This Slow Cooker Chocolate Lava Cake is a game-changer: Warm, gooey chocolate cake (made from scratch!) nestled in a river of thick fudge sauce. Make this easy, luscious dessert right in your crockpot. Top with ice cream, whipped cream, or both for an extra special treat.
Coat a slow cooker with nonstick spray. In a large bowl, whisk together the flour, sugar, cocoa powder, baking powder, and salt. In a second bowl, whisk together the milk, melted butter, and vanilla.
Make a well in the middle of the dry ingredients. Pour the wet ingredient in to the well and whisk until smooth. Pour into the bottom of a slow cooker.
To make the topping:
Whisk together the sugar, brown sugar, cocoa powder until evenly combined. Sprinkle evenly over the batter in the slow cooker.

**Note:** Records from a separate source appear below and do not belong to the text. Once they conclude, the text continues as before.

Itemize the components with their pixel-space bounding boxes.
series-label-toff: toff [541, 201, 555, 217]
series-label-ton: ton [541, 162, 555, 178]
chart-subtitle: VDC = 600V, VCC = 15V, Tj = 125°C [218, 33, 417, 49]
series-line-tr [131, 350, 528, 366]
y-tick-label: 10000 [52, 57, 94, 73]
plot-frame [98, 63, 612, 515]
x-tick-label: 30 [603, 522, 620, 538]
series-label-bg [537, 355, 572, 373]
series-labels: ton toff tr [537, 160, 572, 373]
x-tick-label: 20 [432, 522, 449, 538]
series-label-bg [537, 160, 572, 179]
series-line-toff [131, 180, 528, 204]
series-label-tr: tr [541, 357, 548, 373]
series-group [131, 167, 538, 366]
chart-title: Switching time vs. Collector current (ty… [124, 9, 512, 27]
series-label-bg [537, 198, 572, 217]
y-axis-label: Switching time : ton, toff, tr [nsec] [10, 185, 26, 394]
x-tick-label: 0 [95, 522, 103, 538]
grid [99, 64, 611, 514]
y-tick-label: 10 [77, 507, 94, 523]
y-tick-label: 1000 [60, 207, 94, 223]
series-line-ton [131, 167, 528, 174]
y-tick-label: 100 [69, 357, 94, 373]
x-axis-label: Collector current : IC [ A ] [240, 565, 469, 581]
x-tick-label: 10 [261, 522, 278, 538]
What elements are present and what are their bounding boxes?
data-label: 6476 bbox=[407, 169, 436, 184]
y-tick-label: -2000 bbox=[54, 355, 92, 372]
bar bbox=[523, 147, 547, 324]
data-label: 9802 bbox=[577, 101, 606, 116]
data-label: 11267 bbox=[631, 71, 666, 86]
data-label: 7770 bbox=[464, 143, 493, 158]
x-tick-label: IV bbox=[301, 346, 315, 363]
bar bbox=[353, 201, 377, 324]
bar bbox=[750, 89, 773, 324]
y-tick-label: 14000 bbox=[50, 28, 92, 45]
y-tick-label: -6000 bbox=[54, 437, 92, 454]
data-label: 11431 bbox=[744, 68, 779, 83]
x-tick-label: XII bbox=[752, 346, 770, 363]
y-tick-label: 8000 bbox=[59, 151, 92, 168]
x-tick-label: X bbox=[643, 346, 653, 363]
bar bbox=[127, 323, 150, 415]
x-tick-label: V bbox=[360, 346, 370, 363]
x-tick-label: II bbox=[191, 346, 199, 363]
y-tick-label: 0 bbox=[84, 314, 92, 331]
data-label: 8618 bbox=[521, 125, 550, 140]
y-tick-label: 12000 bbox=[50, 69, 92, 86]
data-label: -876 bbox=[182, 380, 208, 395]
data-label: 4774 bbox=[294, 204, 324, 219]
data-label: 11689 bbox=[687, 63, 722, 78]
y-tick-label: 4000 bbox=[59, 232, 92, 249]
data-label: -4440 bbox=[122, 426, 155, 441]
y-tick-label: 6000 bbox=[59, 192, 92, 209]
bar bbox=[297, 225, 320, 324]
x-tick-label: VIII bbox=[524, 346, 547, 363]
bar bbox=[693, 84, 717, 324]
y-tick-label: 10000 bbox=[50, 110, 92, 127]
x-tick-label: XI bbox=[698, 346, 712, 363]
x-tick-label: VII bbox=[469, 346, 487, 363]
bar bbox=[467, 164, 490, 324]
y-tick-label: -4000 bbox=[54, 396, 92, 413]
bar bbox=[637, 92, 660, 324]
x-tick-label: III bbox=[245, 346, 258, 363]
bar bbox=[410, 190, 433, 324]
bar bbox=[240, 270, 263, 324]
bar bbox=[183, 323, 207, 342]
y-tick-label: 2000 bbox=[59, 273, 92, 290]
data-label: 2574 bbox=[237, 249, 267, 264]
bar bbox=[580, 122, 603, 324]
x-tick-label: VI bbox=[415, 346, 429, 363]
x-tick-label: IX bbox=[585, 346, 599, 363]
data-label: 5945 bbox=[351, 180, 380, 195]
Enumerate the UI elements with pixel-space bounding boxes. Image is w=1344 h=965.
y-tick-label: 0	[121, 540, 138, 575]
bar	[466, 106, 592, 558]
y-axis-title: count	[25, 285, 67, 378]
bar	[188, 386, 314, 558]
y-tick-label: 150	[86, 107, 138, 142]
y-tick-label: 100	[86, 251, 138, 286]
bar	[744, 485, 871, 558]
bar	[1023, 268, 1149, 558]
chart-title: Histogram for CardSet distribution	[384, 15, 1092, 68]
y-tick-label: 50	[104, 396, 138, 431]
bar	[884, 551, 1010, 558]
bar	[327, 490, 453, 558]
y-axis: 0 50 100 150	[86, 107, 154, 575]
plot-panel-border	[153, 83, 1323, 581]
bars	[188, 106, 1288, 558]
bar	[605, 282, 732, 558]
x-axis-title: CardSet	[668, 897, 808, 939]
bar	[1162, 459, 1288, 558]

Pour the hot water over the top of the batter and topping. Do not stir. Cover and cook on HIGH for 3 to 4 hours or LOW for 5 hours, or until a toothpick inserted in to the middle of the cake comes out clean with a few crumbs attached (see recipe notes).
Serve with ice cream or whipped cream, spooning the chocolate sauce from the bottom of the slow cooker over the top. Garnish with maraschino cherries if desired.
Cocoa powder: Look for the unsweetened baking cocoa powder, not the mix for making hot chocolate. Both natural and Dutch-process cocoa powder will work in this recipe.
Yield: This recipe makes 1 gooey, delicious Chocolate Lava Cake, enough for 8 generous servings (see Tips and Variations for double and half recipe information).
Storage: Store leftovers covered at room temperature for 2 to 3 days.